Organ Impairment and Drug Accumulation

Impaired metabolism (hepatic dysfunction) or impaired excretion (renal dysfunction) can cause drug accumulation and toxicity even at standard doses. Enhanced monitoring and dose adjustment are essential.

Pharmacology

Pharmacokinetic Stage	Clinical Relevance	Nursing Implication
Absorption	Route determines speed and completeness of drug entry	IV administration produces the fastest onset; oral is subject to GI and hepatic factors
Distribution	Drug spreads to tissues based on blood flow and solubility	Target-organ effects depend on distribution reaching the site of action
Metabolism	Liver breaks down most drugs	Hepatic impairment slows metabolism and raises drug levels
Excretion	Kidneys eliminate most drug metabolites	Renal impairment delays elimination and increases toxicity risk

Clinical Judgment Application

Clinical Scenario

A patient prescribed an oral analgesic reports that the medication “doesn’t seem to work as well” as when they received the same drug intravenously after surgery.
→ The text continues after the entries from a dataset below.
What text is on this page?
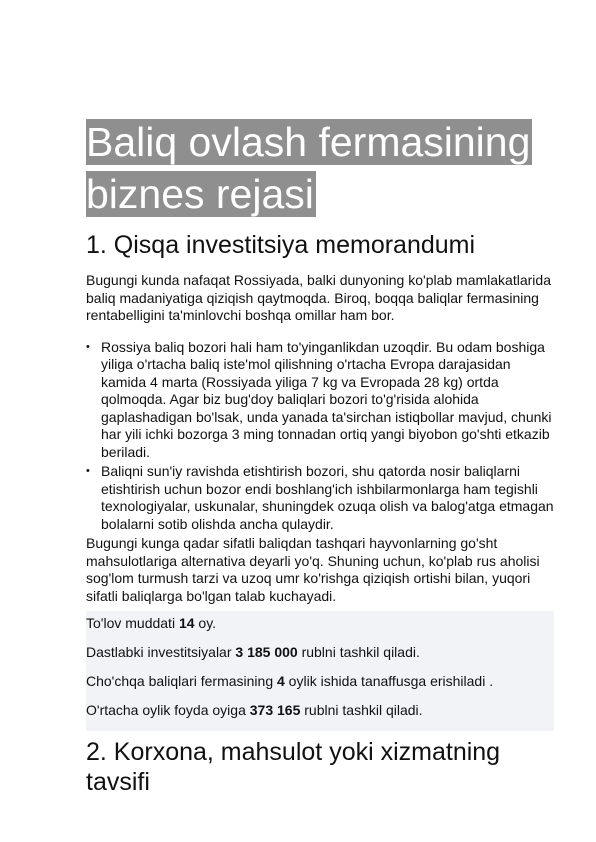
Baliq ovlash fermasining
biznes rejasi
1. Qisqa investitsiya memorandumi

Bugungi kunda nafaqat Rossiyada, balki dunyoning ko'plab mamlakatlarida baliq madaniyatiga qiziqish qaytmoqda. Biroq, boqqa baliqlar fermasining rentabelligini ta'minlovchi boshqa omillar ham bor.

• Rossiya baliq bozori hali ham to'yinganlikdan uzoqdir. Bu odam boshiga yiliga o'rtacha baliq iste'mol qilishning o'rtacha Evropa darajasidan kamida 4 marta (Rossiyada yiliga 7 kg va Evropada 28 kg) ortda qolmoqda. Agar biz bug'doy baliqlari bozori to'g'risida alohida gaplashadigan bo'lsak, unda yanada ta'sirchan istiqbollar mavjud, chunki har yili ichki bozorga 3 ming tonnadan ortiq yangi biyobon go'shti etkazib beriladi.
• Baliqni sun'iy ravishda etishtirish bozori, shu qatorda nosir baliqlarni etishtirish uchun bozor endi boshlang'ich ishbilarmonlarga ham tegishli texnologiyalar, uskunalar, shuningdek ozuqa olish va balog'atga etmagan bolalarni sotib olishda ancha qulaydir.

Bugungi kunga qadar sifatli baliqdan tashqari hayvonlarning go'sht mahsulotlariga alternativa deyarli yo'q. Shuning uchun, ko'plab rus aholisi sog'lom turmush tarzi va uzoq umr ko'rishga qiziqish ortishi bilan, yuqori sifatli baliqlarga bo'lgan talab kuchayadi.

To'lov muddati 14 oy.
Dastlabki investitsiyalar 3 185 000 rublni tashkil qiladi.
Cho'chqa baliqlari fermasining 4 oylik ishida tanaffusga erishiladi .
O'rtacha oylik foyda oyiga 373 165 rublni tashkil qiladi.
2. Korxona, mahsulot yoki xizmatning tavsifi
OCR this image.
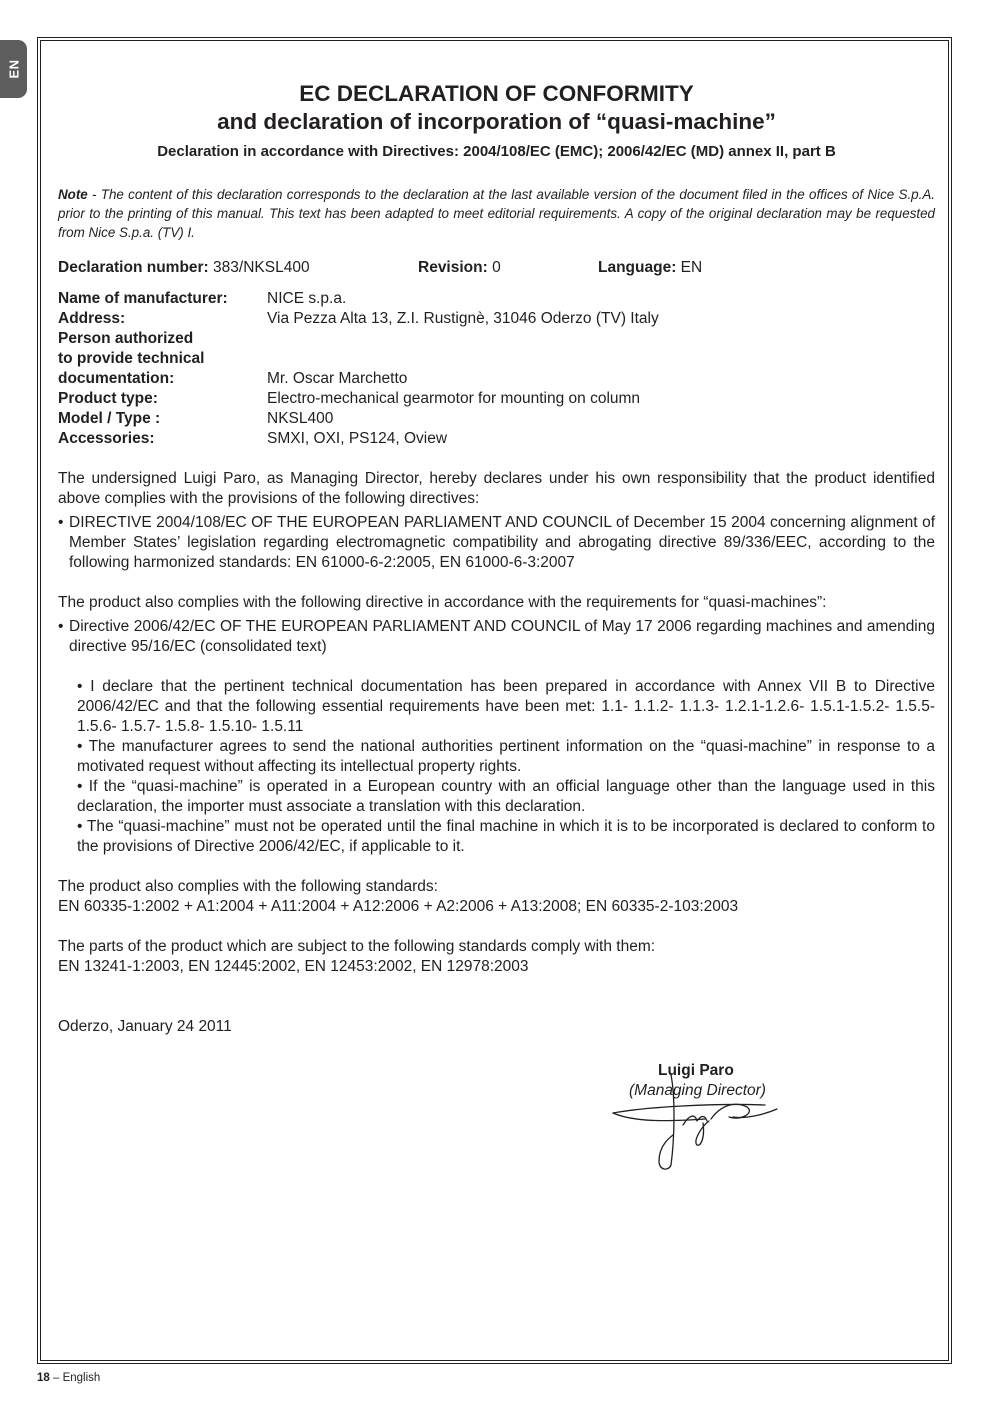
EN
EC DECLARATION OF CONFORMITY
and declaration of incorporation of “quasi-machine”
Declaration in accordance with Directives: 2004/108/EC (EMC); 2006/42/EC (MD) annex II, part B
Note - The content of this declaration corresponds to the declaration at the last available version of the document filed in the offices of Nice S.p.A. prior to the printing of this manual. This text has been adapted to meet editorial requirements. A copy of the original declaration may be requested from Nice S.p.a. (TV) I.
Declaration number: 383/NKSL400	Revision: 0	Language: EN
Name of manufacturer:	NICE s.p.a.
Address:	Via Pezza Alta 13, Z.I. Rustignè, 31046 Oderzo (TV) Italy
Person authorized
to provide technical
documentation:	Mr. Oscar Marchetto
Product type:	Electro-mechanical gearmotor for mounting on column
Model / Type :	NKSL400
Accessories:	SMXI, OXI, PS124, Oview

The undersigned Luigi Paro, as Managing Director, hereby declares under his own responsibility that the product identified above complies with the provisions of the following directives:

• DIRECTIVE 2004/108/EC OF THE EUROPEAN PARLIAMENT AND COUNCIL of December 15 2004 concerning alignment of Member States’ legislation regarding electromagnetic compatibility and abrogating directive 89/336/EEC, according to the following harmonized standards: EN 61000-6-2:2005, EN 61000-6-3:2007

The product also complies with the following directive in accordance with the requirements for “quasi-machines”:

• Directive 2006/42/EC OF THE EUROPEAN PARLIAMENT AND COUNCIL of May 17 2006 regarding machines and amending directive 95/16/EC (consolidated text)
• I declare that the pertinent technical documentation has been prepared in accordance with Annex VII B to Directive 2006/42/EC and that the following essential requirements have been met: 1.1- 1.1.2- 1.1.3- 1.2.1-1.2.6- 1.5.1-1.5.2- 1.5.5-1.5.6- 1.5.7- 1.5.8- 1.5.10- 1.5.11
• The manufacturer agrees to send the national authorities pertinent information on the “quasi-machine” in response to a motivated request without affecting its intellectual property rights.
• If the “quasi-machine” is operated in a European country with an official language other than the language used in this declaration, the importer must associate a translation with this declaration.
• The “quasi-machine” must not be operated until the final machine in which it is to be incorporated is declared to conform to the provisions of Directive 2006/42/EC, if applicable to it.

The product also complies with the following standards:

EN 60335-1:2002 + A1:2004 + A11:2004 + A12:2006 + A2:2006 + A13:2008; EN 60335-2-103:2003

The parts of the product which are subject to the following standards comply with them:

EN 13241-1:2003, EN 12445:2002, EN 12453:2002, EN 12978:2003

Oderzo, January 24 2011

Luigi Paro
(Managing Director)
18 – English
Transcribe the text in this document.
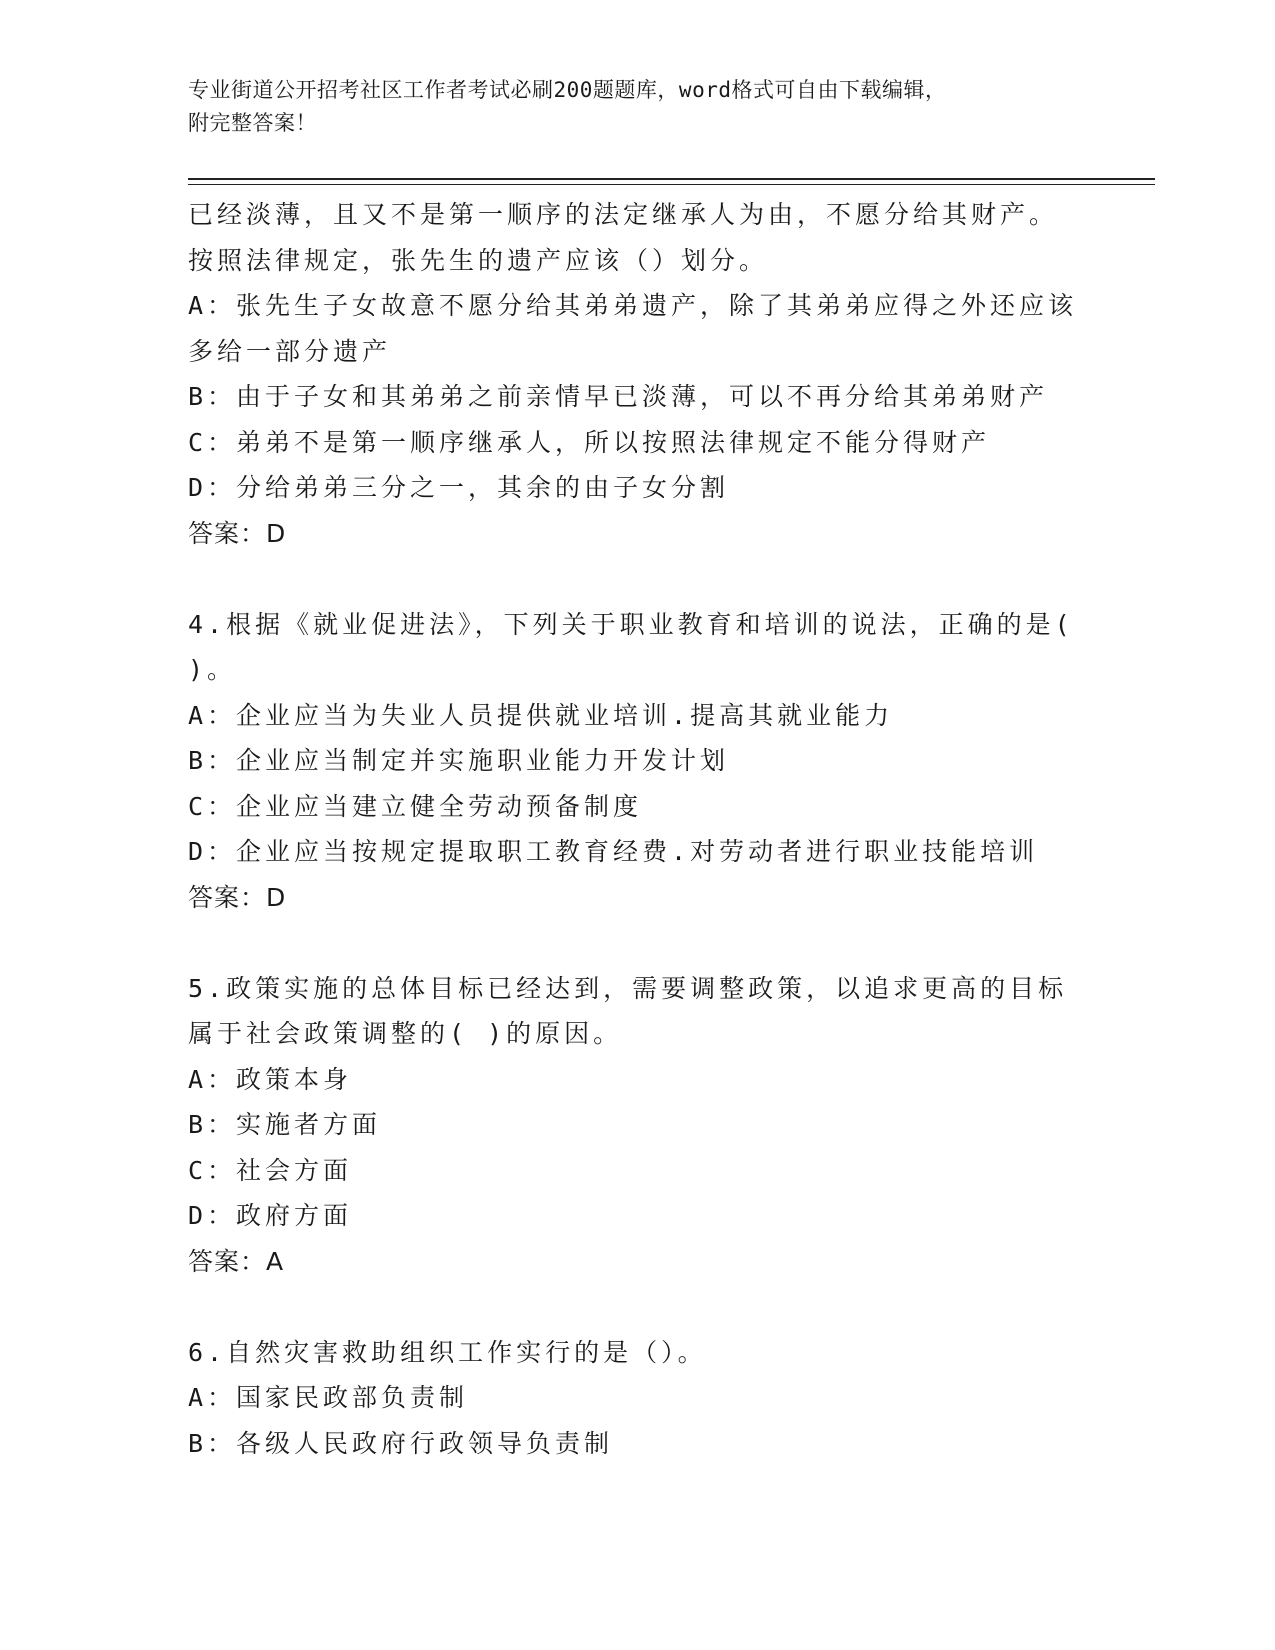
专业街道公开招考社区工作者考试必刷200题题库，word格式可自由下载编辑，
附完整答案！
已经淡薄，且又不是第一顺序的法定继承人为由，不愿分给其财产。
按照法律规定，张先生的遗产应该（）划分。
A：张先生子女故意不愿分给其弟弟遗产，除了其弟弟应得之外还应该
多给一部分遗产
B：由于子女和其弟弟之前亲情早已淡薄，可以不再分给其弟弟财产
C：弟弟不是第一顺序继承人，所以按照法律规定不能分得财产
D：分给弟弟三分之一，其余的由子女分割
答案：D
4.根据《就业促进法》，下列关于职业教育和培训的说法，正确的是(
)。
A：企业应当为失业人员提供就业培训.提高其就业能力
B：企业应当制定并实施职业能力开发计划
C：企业应当建立健全劳动预备制度
D：企业应当按规定提取职工教育经费.对劳动者进行职业技能培训
答案：D
5.政策实施的总体目标已经达到，需要调整政策，以追求更高的目标
属于社会政策调整的( )的原因。
A：政策本身
B：实施者方面
C：社会方面
D：政府方面
答案：A
6.自然灾害救助组织工作实行的是（）。
A：国家民政部负责制
B：各级人民政府行政领导负责制
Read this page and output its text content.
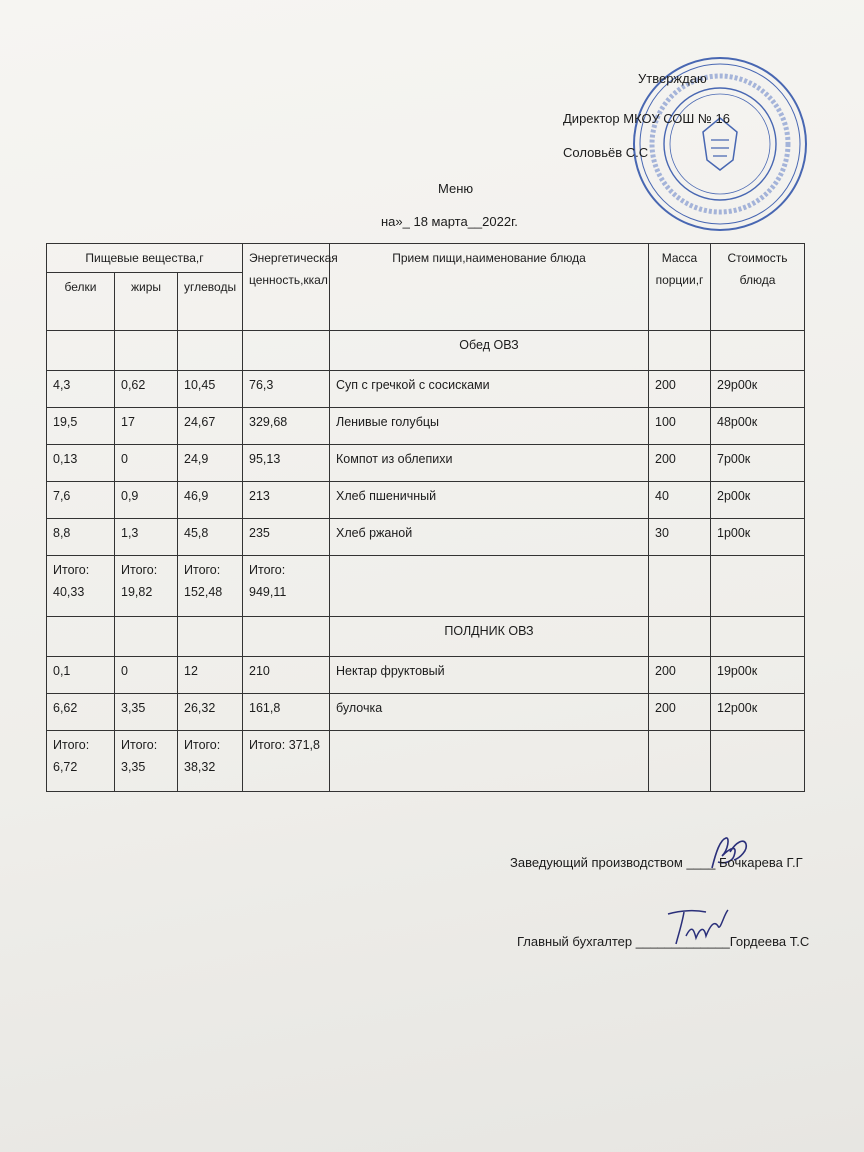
Утверждаю
Директор МКОУ СОШ № 16
Соловьёв С.С
Меню
на»_ 18 марта__2022г.
Пищевые вещества,г			Энергетическая ценность,ккал	Прием пищи,наименование блюда	Масса порции,г	Стоимость блюда
белки	жиры	углеводы				
				Обед ОВЗ		
4,3	0,62	10,45	76,3	Суп с гречкой с сосисками	200	29р00к
19,5	17	24,67	329,68	Ленивые голубцы	100	48р00к
0,13	0	24,9	95,13	Компот из облепихи	200	7р00к
7,6	0,9	46,9	213	Хлеб пшеничный	40	2р00к
8,8	1,3	45,8	235	Хлеб ржаной	30	1р00к
Итого: 40,33	Итого: 19,82	Итого: 152,48	Итого: 949,11			
				ПОЛДНИК ОВЗ		
0,1	0	12	210	Нектар фруктовый	200	19р00к
6,62	3,35	26,32	161,8	булочка	200	12р00к
Итого: 6,72	Итого: 3,35	Итого: 38,32	Итого: 371,8			
Заведующий производством ____ Бочкарева Г.Г
Главный бухгалтер _____________Гордеева Т.С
• Recognize Cues: Reduced effectiveness of oral versus IV formulation of the same drug.
• Analyze Cues: Oral drugs undergo absorption through the GI tract and initial hepatic metabolism before reaching systemic circulation, reducing the amount of active drug available (lower bioavailability) compared to IV.
• Prioritize Hypotheses: Route-dependent difference in bioavailability is the most likely explanation.
• Generate Solutions: Clarify that oral doses are often prescribed higher than IV doses to account for lower bioavailability; report persistent inadequate pain relief for prescriber reassessment.
• Take Action: Document patient’s report, reassess pain, and notify prescriber if inadequate relief continues.
• Evaluate Outcomes: Pain is adequately managed with an adjusted approach; patient understands why route affects drug effect.

Related Concepts

• medication-dosing-systems-calculation-and-therapeutic-monitoring — Dosage calculation and therapeutic monitoring build on pharmacokinetic principles.
• medication-administration-safety-measures — Safe administration practices account for pharmacokinetic variability by route and patient factors.
• drug-interactions — Many drug interactions occur by altering pharmacokinetics (absorption, metabolism, or excretion) of co-administered drugs.

Self-Check

1. Name the four stages of pharmacokinetics in order.
2. A patient with kidney disease is prescribed a renally excreted antibiotic. Which pharmacokinetic stage is most affected, and what is the clinical risk?
3. Two patients receive the same opioid dose and have very different pain relief outcomes. How does pharmacogenetics explain this variation?
4. A patient receives naloxone after a morphine overdose. Is naloxone an agonist or antagonist at the opioid receptor? What clinical effect does this produce?
5. A patient receiving ciprofloxacin reports severe right heel pain. What type of drug effect is this, and what action should the nurse take?
6. Metoprolol is described as a selective beta-1 blocker, while propranolol is nonselective. What additional side effect risk does propranolol carry that metoprolol does not?